Une nouvelle salve. Je grimace de douleur.
— Un problème ? demande l’un d’eux.
— Laisse Balin, je m’en occupe. Filanis, je fais partie de l’équipage du Capitaine Massala. Que se passe-t-il ?
La souffrance de Rose me bouleversent si bien que mes yeux se remplissent de larmes. Un sanglot étranglé m’échappe. Balin se lève à son tour.
— Woh woh woh, je sais pas ce qu’il se passe, mais je veux pas de problème avec le voyageur, mène la le voir Filanis.
— Venez.
Soutenue par la montagne de muscles, nous descendons deux ponts plus bas. Une porte assez large nous accueille. Je l’ouvre aussitôt. Rae semble furieux en me voyant. J’avance d’un pas.
— Aide Rose ! S’il te plait.
Mes jambes se dérobent sous mon poids et je finis assise sur le sol en bois. Rae se précipite vers moi, une inquiétude grandissante dans les yeux. Je la préfère à sa colère.
— Le man…geur… de… chair.
Mes membres tremblent. Calys que fait ce monstre ? J’ai beau chercher, je ne ressens plus Rose. Avec délicatesse, Rae glisse un bras sous mes genoux et l’autre dans mon dos. Il me soulève sous le regard impuissant de Filanis.
— Je ferais mieux de prévenir Massala.
Rae hoche la tête et me dépose sur l’une des couchettes disponibles tout autour de nous.
— Je vais essayer de te soulager, mais si tu veux que ça marche, murmure-t-il en repoussant une mèche de cheveux de mon visage, tu dois me laisser entrer Neela.
Sa voix est douce et prévenante. Son regard bienveillant.
— D’accord.
— Lâche prise Neela, lâche prise ma belle.
— S’il te plait, ne te montre pas Calys.
— Je serais discrète. Concentre-toi sur Rose.
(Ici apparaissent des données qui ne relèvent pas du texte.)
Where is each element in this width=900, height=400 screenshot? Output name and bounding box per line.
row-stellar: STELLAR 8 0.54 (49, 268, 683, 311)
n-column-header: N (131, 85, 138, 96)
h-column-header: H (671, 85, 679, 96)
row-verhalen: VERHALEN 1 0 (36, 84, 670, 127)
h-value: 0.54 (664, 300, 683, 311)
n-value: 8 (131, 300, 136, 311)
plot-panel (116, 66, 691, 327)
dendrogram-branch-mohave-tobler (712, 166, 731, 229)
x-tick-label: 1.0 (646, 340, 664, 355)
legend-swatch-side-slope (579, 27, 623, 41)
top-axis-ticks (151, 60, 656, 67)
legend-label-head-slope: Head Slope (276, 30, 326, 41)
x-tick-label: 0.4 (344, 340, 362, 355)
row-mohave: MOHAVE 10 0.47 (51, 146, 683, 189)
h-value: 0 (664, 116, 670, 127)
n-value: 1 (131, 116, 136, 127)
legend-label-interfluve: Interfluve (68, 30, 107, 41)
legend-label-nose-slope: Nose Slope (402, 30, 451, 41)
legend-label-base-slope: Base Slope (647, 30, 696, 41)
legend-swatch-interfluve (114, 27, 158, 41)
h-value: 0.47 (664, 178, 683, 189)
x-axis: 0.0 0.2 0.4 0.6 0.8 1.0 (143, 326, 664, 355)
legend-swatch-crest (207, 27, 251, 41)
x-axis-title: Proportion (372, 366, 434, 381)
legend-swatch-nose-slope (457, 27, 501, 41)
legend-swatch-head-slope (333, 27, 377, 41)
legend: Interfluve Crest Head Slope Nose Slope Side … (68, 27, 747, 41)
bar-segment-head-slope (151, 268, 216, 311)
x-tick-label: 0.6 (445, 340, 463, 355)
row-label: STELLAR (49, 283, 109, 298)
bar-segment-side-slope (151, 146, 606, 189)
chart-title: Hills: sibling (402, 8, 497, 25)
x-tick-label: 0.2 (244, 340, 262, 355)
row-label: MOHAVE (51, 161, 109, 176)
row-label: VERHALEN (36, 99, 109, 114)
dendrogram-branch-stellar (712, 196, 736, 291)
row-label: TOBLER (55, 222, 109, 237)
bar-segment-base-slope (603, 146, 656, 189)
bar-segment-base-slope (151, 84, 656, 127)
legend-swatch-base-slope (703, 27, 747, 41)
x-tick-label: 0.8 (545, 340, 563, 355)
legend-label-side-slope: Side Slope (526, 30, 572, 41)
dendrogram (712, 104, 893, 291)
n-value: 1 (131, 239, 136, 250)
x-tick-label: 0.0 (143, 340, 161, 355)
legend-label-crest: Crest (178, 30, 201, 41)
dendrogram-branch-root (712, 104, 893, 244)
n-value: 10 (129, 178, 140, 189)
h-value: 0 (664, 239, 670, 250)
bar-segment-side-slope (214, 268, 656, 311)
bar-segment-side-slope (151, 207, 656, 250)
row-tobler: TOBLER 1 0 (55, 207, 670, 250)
Avec rapidité, il rapproche un lit du mien et s’y allonge.
— Ferme les yeux mon étoile, on se revoit de l’autre côté.
L’entendre m’appeler ainsi m’apaise et peu à peu les tremblements s’estompent. Sa main attrape la mienne et son pouce masse ma paume en effectuant de petits cercles lents. Détendue, j’en appelle à mon don et abaisse une partie de mes barrières psychiques. Le monde astral s’ouvre. Je laisse apparaitre la porte. Il l’ouvre.
— Que cette chambre m’avait manqué.
— C’est celle de Rose maintenant.
— Où est-elle ?
— Ici.
Je tire les rideaux du baldaquin et enchainée au centre du matelas la forme anthropoïde de Rose se cambre de douleur. Sa lumière habituellement intense clignote et dépérit a vu d’œil.
— Recule, m’ordonne Rae, le mangeur de chair infiltre l’énergie de Rose.
— Elle ne va pas disparaitre ?
Contre toute attente, il me prend dans ses bras. Sa chaleur me réconforte.
— Non, non, tu ne vivras pas une seconde fois la perte de ton protecteur, je te le promets. Pour l’instant tu dois être forte. Le temps nous est compté avant qu’il prenne le contrôle de Rose. Je dois repartir…
Ma plainte l’interrompt. Il me serre encore plus fort.
— Chut, là, là, je sais… mais si tu veux que je tente quelque chose, je dois faire appel à un vieil ami et pour cela j’ai besoin de Balin.
Je lève la tête vers lui, anxieuse.
— D’accord, reviens vite.
Il m’embrasse sur le front et disparait. Le vide de sa présence déclenche une angoisse croissante qui envahit tout mon corps. Si je perds Rose, je ne m’en remettrais jamais. Calys apparait.
— Neela place un bouclier autour d’elle. Ils lui permettront d’avoir un peu de répit.
Aussitôt, je crée un cocon de fils qui cloisonne ma protectrice dans la chambre. Par-dessus, j’active une épaisse énergie naturelle puisée dans la marque du premier feuillage. Pour maintenir en place cette coquille, ma psyché s’enferme dans une transe profonde de méditation.